I advice anyone with family in a long term care facility to be involved in their resident and family consels and voice your objections. I work in a facility now where residents and families did that and have seen some changes take place as a result.
avandoc
4 years ago
I've seen it first hand
As a physician who has attended patients in corporate care homes in the US, I know that the management deliberately understaffs them. It's a chronic situation and considered normal to have an inadequate staff to patient ratio. And in the US anyway, care aides have one of the highest injury rates of workers in any industry, and of course they are all non-union, so they have little ability to bargain for better pay and working conditions.
Overworked, stressed and even angry care providers will naturally lead to abuse and neglect of the patients. That's what for-profit health care gets you, especially when the patients are vulnerable and disenfranchised. Well-conducted studies of for-profit hospitals in the US show that they have higher death rates compared with not-for-profit.
I hope the families will makes lots of noise about this.
margot
4 years ago
$$ to libs
I can't find the recent* Monday Magazine that listed contributions to the Campbell Liberals by Dr Jamal of Retirement Concepts. It was around $2000, twice. Not a huge whack in that league but enough to get out the 3 monkeys.
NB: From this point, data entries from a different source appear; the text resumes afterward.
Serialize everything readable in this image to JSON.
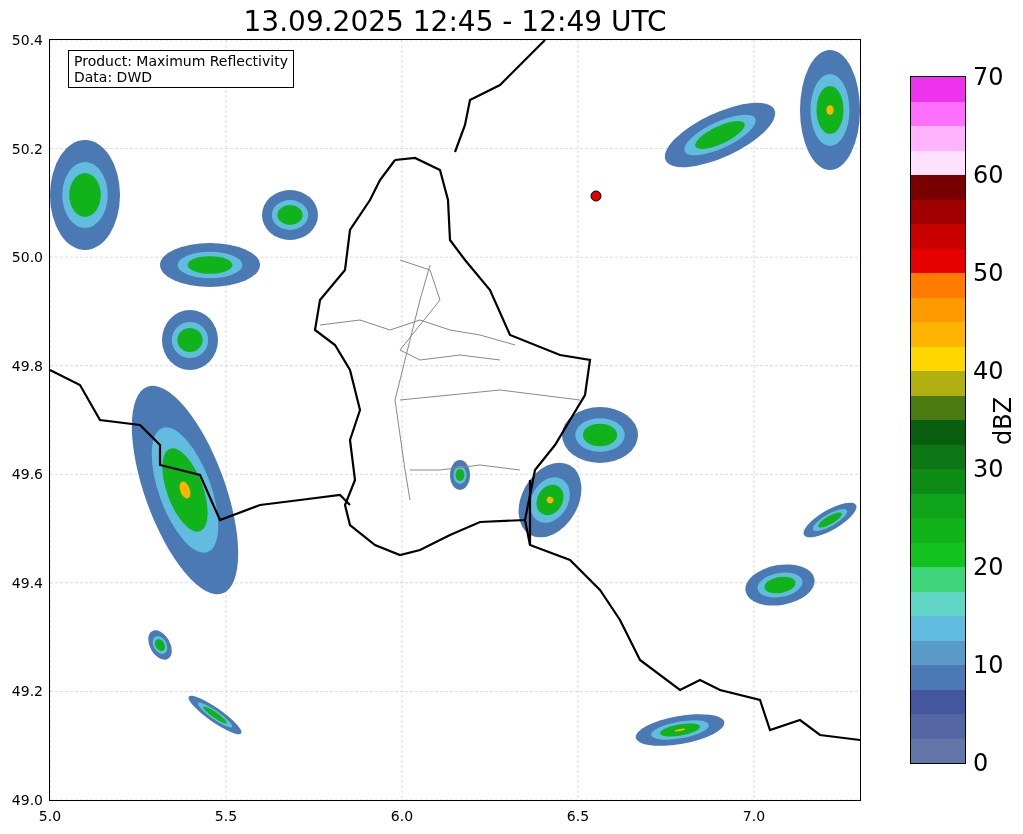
{
  "title": "13.09.2025 12:45 - 12:49 UTC",
  "legend": [
    "Product: Maximum Reflectivity",
    "Data: DWD"
  ],
  "xticks": [
    "5.0",
    "5.5",
    "6.0",
    "6.5",
    "7.0"
  ],
  "yticks": [
    "50.4",
    "50.2",
    "50.0",
    "49.8",
    "49.6",
    "49.4",
    "49.2",
    "49.0"
  ],
  "colorbar": {
    "label": "dBZ",
    "ticks": [
      "70",
      "60",
      "50",
      "40",
      "30",
      "20",
      "10",
      "0"
    ],
    "bins": [
      {
        "color": "#ee33ee"
      },
      {
        "color": "#ff70ff"
      },
      {
        "color": "#ffb4ff"
      },
      {
        "color": "#ffe0ff"
      },
      {
        "color": "#780000"
      },
      {
        "color": "#a00000"
      },
      {
        "color": "#c80000"
      },
      {
        "color": "#e60000"
      },
      {
        "color": "#ff7c00"
      },
      {
        "color": "#ff9a00"
      },
      {
        "color": "#ffb400"
      },
      {
        "color": "#ffd700"
      },
      {
        "color": "#b0b010"
      },
      {
        "color": "#4a7a10"
      },
      {
        "color": "#0a5e10"
      },
      {
        "color": "#0b7613"
      },
      {
        "color": "#0c8c15"
      },
      {
        "color": "#0ea319"
      },
      {
        "color": "#10b41a"
      },
      {
        "color": "#12c21e"
      },
      {
        "color": "#3ed479"
      },
      {
        "color": "#62d6c6"
      },
      {
        "color": "#62bce0"
      },
      {
        "color": "#5b9bc9"
      },
      {
        "color": "#4a79b3"
      },
      {
        "color": "#4456a0"
      },
      {
        "color": "#5566a3"
      },
      {
        "color": "#6475a7"
      }
    ]
  }
}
*It's the one with Robin Skelton on the front page.
My parents were lucky enough to die in their own beds, looking out their own windows at the sea and trees they loved so much. They were courageous enough to say when. No special, no tubes, etc.
I feel this was informed courage. They had each visited many times old friends in care, who were barely there, for so long, so long.
I think we need to talk about keeping people barely alive, heavily medicated, for profit. Conveniently medicated for profit.